RITUAL: Making marmalade

There seem to be two schools of thought when it comes to making marmalade. There’s the slightly fiddly ‘peel the oranges, remove all the pith and pips and cook in muslin with everything else’ method that produces a clearer marmalade with thin shred and can be slightly less well set.  Then there’s the ‘bung it all in and rough chop the oranges’ method which produces a darker more ‘vintage’ and well set marmalade. I like both to eat but probably prefer the latter to make!


  • Setting point – Pop a couple of saucers into the fridge before you start. When you think your marmalade might be ready pop a tiny bit onto the saucer with a tea spoon and then put back into the fridge for a minute or so. Then push the marmalade with your finger tip and if it wrinkles its ready, if not then keep boiling and retest every 5 minutes or so.
  • Scum – Either scrape this off once its settled (straight onto a piece of toast in my case) or add a blob of butter to disperse.

Here are both recipes.


Fine Marmalade (makes 6 x 450g jars)

  • 1 kg seville oranges
  • 1 lemon
  • 2kg preserving sugar

Wash and dry the fruit. Add 2 litres of cold water to your jam pan (or large saucepan) and add the squeezed juice from the fruit. Reserve the pips and skin from the oranges and discard the lemon. Cut the orange skins in half and scrape the pith and pips out into the centre of a large piece of muslin cloth. Tie up with string and add to the pan. Cut the orange peel into shreds, add to the pan and bring to the boil, simmer for 1 1/2 to 2 hours until reduced by half and the peel is soft.

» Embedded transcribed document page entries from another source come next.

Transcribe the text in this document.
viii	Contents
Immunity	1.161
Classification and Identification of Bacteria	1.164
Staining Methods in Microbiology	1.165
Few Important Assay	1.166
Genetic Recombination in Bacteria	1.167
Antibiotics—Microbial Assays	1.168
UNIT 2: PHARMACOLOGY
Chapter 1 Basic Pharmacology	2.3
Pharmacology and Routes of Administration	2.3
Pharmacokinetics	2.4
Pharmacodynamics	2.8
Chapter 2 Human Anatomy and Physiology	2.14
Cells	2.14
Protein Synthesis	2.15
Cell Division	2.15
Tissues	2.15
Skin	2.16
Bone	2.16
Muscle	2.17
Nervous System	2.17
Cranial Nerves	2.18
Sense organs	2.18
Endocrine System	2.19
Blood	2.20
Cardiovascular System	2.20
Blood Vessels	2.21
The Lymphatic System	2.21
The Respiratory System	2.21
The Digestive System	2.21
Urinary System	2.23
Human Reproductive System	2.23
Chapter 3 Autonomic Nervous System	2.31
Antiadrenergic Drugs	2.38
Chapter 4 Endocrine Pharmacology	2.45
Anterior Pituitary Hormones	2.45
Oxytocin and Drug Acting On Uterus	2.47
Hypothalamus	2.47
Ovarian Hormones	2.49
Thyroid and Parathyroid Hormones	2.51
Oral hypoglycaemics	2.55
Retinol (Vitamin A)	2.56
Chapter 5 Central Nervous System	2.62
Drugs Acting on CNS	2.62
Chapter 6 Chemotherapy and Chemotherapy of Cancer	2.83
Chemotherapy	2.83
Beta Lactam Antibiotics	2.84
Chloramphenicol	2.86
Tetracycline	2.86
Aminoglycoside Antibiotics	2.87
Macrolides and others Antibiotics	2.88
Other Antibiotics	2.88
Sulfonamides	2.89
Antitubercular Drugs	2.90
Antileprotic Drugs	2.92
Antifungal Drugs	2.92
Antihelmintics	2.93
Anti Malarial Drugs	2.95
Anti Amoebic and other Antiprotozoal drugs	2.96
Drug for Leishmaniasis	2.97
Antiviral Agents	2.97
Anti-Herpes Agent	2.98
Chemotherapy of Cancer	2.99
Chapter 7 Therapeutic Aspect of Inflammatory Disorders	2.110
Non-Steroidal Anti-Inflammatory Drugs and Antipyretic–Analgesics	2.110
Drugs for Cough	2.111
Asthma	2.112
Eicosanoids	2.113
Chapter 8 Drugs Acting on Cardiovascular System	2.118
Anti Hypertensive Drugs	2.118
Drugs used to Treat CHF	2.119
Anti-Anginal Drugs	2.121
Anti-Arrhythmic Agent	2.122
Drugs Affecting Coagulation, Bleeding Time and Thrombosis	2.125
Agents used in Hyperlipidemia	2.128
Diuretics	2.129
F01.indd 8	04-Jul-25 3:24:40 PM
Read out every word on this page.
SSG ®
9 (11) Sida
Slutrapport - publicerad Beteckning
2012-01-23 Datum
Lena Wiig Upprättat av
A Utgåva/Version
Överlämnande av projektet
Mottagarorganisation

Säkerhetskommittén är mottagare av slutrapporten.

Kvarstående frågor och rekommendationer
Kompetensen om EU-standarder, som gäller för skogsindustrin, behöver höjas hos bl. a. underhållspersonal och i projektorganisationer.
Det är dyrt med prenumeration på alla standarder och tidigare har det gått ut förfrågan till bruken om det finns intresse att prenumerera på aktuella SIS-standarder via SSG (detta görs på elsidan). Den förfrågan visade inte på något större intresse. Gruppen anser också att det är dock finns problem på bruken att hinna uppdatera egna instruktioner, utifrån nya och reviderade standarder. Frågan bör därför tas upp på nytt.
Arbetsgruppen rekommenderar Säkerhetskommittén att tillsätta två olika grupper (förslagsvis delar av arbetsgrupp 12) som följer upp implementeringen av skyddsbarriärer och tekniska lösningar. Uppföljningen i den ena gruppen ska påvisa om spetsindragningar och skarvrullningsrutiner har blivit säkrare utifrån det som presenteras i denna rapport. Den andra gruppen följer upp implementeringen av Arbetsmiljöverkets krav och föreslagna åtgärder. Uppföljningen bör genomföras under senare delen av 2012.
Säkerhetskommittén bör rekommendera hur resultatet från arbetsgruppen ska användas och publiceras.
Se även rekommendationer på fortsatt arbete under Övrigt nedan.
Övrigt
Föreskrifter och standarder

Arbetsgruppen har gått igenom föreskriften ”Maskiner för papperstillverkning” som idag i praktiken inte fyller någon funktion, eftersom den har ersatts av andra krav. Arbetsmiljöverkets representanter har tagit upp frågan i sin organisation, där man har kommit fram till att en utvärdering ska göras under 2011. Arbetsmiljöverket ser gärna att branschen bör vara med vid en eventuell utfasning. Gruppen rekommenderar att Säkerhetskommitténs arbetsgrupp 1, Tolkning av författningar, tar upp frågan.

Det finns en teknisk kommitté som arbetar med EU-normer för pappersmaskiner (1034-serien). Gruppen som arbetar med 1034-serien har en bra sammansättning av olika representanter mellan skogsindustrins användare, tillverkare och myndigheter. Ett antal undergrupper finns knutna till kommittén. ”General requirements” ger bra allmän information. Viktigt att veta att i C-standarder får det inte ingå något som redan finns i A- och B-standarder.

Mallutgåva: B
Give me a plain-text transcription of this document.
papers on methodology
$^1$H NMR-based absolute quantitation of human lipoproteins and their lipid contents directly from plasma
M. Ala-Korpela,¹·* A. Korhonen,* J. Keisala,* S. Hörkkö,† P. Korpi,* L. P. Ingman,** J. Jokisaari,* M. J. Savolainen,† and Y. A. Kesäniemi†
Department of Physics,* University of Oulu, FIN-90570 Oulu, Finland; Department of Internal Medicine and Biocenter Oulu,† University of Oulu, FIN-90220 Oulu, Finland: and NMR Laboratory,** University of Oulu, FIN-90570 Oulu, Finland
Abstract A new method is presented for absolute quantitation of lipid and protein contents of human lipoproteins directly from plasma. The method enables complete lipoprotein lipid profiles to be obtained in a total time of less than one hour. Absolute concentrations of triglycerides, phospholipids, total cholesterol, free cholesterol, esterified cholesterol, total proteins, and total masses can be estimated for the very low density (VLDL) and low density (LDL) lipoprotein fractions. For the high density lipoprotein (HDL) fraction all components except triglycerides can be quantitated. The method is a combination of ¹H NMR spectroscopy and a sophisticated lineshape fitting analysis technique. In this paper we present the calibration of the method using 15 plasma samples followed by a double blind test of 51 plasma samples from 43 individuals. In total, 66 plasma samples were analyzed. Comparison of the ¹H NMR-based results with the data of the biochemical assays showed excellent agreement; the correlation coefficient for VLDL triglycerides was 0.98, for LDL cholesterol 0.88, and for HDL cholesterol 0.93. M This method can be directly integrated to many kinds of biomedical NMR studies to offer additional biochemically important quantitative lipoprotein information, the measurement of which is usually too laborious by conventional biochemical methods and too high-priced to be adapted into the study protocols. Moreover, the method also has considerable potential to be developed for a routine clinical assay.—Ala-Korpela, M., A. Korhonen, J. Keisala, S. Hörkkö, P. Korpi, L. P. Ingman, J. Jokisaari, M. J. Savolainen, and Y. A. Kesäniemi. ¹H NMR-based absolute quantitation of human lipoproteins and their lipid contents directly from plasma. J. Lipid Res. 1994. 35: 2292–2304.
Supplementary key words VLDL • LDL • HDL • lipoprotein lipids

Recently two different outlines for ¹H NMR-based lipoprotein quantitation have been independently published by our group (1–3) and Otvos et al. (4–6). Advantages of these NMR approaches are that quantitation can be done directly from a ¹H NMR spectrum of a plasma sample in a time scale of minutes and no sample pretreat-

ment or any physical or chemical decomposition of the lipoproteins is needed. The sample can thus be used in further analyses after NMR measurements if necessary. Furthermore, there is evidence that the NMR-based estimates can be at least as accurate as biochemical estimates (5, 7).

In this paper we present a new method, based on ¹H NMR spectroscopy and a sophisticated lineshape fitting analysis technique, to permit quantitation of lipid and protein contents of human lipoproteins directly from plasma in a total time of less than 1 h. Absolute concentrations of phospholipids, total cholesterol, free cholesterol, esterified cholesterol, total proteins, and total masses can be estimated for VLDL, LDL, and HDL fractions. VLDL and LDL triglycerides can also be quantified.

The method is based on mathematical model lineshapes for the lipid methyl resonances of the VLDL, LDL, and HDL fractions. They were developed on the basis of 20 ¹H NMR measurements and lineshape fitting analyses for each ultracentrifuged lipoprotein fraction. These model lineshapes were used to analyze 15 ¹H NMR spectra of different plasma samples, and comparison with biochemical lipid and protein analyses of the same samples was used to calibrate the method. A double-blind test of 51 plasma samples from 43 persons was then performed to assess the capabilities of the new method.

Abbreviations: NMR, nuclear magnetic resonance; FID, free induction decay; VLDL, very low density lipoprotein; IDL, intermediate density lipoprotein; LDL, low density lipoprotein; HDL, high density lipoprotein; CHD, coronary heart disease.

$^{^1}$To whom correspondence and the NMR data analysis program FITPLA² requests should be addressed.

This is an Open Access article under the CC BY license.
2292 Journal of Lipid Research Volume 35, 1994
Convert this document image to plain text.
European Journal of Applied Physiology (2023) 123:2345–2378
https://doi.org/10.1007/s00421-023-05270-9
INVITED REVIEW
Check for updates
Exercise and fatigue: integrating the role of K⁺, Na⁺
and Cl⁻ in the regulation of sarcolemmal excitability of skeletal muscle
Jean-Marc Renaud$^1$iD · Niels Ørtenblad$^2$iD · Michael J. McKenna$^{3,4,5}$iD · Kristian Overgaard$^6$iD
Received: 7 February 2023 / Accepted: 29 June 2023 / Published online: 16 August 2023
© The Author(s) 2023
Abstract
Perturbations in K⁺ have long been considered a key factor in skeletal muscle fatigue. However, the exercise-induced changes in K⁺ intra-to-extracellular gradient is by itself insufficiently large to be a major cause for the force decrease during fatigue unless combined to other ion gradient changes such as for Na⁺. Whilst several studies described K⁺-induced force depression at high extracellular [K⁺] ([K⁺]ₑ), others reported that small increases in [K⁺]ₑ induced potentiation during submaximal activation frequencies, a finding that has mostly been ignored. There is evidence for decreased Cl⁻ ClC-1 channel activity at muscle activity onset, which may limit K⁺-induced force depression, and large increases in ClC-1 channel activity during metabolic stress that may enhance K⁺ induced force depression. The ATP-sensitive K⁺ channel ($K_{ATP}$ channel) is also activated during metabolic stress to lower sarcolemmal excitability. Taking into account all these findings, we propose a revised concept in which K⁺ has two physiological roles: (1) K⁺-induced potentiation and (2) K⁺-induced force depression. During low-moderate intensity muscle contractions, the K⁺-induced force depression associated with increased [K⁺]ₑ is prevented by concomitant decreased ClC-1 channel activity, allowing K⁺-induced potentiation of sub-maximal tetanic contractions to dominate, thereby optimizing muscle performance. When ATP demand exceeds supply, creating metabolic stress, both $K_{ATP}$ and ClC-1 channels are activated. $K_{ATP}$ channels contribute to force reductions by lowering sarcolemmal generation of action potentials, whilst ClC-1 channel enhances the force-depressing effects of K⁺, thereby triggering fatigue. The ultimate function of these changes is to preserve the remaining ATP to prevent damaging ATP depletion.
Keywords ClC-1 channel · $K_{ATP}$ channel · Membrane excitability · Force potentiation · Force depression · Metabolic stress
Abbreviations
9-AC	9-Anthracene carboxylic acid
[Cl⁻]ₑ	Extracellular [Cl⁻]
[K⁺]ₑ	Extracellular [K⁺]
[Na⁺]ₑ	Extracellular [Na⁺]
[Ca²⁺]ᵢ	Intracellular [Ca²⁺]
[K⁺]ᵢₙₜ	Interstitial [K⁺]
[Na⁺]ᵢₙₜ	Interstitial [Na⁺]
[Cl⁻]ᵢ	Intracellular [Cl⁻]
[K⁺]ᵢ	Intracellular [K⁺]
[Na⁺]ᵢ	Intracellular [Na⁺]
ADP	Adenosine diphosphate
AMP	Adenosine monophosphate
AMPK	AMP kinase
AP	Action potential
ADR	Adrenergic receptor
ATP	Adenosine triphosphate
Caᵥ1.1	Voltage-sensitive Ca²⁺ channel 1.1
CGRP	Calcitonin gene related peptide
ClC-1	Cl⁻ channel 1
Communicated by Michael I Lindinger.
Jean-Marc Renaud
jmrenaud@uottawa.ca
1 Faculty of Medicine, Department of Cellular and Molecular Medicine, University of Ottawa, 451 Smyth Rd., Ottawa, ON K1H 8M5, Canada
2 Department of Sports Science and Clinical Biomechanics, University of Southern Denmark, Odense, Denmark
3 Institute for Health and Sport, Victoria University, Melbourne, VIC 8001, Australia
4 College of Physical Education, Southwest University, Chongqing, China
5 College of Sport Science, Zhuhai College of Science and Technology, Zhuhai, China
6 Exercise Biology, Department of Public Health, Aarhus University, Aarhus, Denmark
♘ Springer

Squeeze as much juice as you can from the muslin bag into the pan and then throw this away. Add the sugar and heat until dissolved. Once the sugar is all dissolved bring to the boil and boil rapidly for 15 minutes until setting point is reached.

Leave to settle for 15 minutes before skimming any scum off the surface. Spoon into sterilised jars, label and store in a cool dark place.

Bung it all in marmalade (makes 6 jars)

  • 1.2 kg seville oranges
  • 2 lemons, juice only
  • 2.4kg unrefined granulated sugar

Wash the oranges and add into a pan with 2 litres of water. Bring to the boil and then simmer, covered, for 2 to 2 and a half hours until the oranges are tender. When the oranges have cooled, remove them from the water, cut each one in half and remove any pips straining the juice back into the water.

Cut the orange peel and flesh into shreds and put back into the water with the lemon juice and sugar. Bring to the boil for at least 15 minutes until the setting point is reached.

Leave the mixture to cool before removing any scum and then pour into sterilised jars.